Another point where the Philips screen differs from flat screen TVs, but this time positively, is the sound. It is not tinny but rather relatively full. A soundbar with sound from Bowers & Wilkins is integrated in the base. It is a 2.1-channel system with 2 x 10 watts for midrange and treble and a common 20 watt woofer.

It does not give the effect of a larger soundbar or for that matter a complete home theater system with surround sound. But the sound is something you could to live with – even if it does not match the overwhelming image.

A built-in soundbar from Bowers & Wilkins means the sound is perfectly okay. (Photo: Philips)

Remember the sunscreen!

Overwhelming is the only covering word. Both by virtue of the experience of watching Spiderman: Miles Morales in large format and 4K 60 fps. And especially because of the brightness. Philips 558M1RY supports DisplayHDR1000 and can deliver up to 1200 nits in HDR mode. So remember to wear sunscreen! The response time is also as it should be: 4 milliseconds.
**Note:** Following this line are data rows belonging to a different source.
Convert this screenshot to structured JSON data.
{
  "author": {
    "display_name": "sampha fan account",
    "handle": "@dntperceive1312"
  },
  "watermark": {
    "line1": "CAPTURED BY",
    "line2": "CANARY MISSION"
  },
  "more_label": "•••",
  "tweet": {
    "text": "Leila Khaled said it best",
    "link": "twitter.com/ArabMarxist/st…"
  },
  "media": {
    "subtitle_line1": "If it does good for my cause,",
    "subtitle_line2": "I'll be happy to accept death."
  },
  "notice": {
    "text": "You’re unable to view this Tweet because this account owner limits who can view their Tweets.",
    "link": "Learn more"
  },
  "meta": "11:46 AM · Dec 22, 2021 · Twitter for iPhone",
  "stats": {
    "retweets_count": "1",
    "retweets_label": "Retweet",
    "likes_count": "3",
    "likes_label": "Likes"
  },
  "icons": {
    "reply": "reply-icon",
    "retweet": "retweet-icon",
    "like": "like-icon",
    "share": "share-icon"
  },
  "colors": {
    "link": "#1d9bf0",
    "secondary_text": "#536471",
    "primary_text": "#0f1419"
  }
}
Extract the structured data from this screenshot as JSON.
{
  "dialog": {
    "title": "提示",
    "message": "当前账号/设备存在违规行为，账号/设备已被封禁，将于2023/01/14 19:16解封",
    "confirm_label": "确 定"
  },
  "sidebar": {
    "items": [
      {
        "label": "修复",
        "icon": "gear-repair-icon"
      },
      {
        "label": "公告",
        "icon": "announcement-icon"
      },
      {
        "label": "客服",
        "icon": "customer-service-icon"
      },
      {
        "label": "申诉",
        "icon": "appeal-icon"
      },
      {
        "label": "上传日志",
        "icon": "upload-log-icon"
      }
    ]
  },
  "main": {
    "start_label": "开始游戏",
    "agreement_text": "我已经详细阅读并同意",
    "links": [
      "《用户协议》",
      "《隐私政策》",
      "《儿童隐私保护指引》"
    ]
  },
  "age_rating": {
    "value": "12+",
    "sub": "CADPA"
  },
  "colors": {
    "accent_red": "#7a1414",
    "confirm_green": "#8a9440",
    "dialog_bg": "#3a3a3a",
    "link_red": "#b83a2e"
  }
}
The bad news is that the Philips 558M1RY only supports 120 Hz refresh rate on the DisplayPort input. The HDMI 2.0 inputs an only handle 60 Hz in 4K resolution. Here, the beautiful gaming monitor is beaten on its home turf by the latest TVs in the same price range, which supports 120 Hz in 4K resolution on HDMI 2.1 and thus is ready to connect to PlayStation 5 and Xbox Series X.

A console screen that cannot be used for consoles, Philips ?!

The image is sharp and formidably bright. But the lack of HDMI 2.1 means that the screen fails at what it should be best for – namely console games. (Photo: Philips)

Conclusion

The Philips Momentum 558M1RY is a monitor that looks like nothing else! Well, it looks like a TV, but it’s not. With its 55-inch 4K resolution, it can display your console games in a way that blows more normal monitors off the track.

The image is bright and sharp. But first and foremost, it’s huge! But you really have to want this a lot to spend so much money on a screen that takes up the best space in the living room without being a television at the same time. Especially since, for the same money, you can get a smart TV that is just as fast for PC gaming.

The fact that HDMI 2.1 is not supported presents an additional problem, as console players can not take advantage of the fine speed and thus are better served with a TV of the latest generation.

Karakter
Philips Momentum 558M1RY
Premium

It's big, it's sharp, it's gigantic, and it's bright. Did we mention that it's big? No support for HDMI 2.1. No TV or smart features. No USB-C.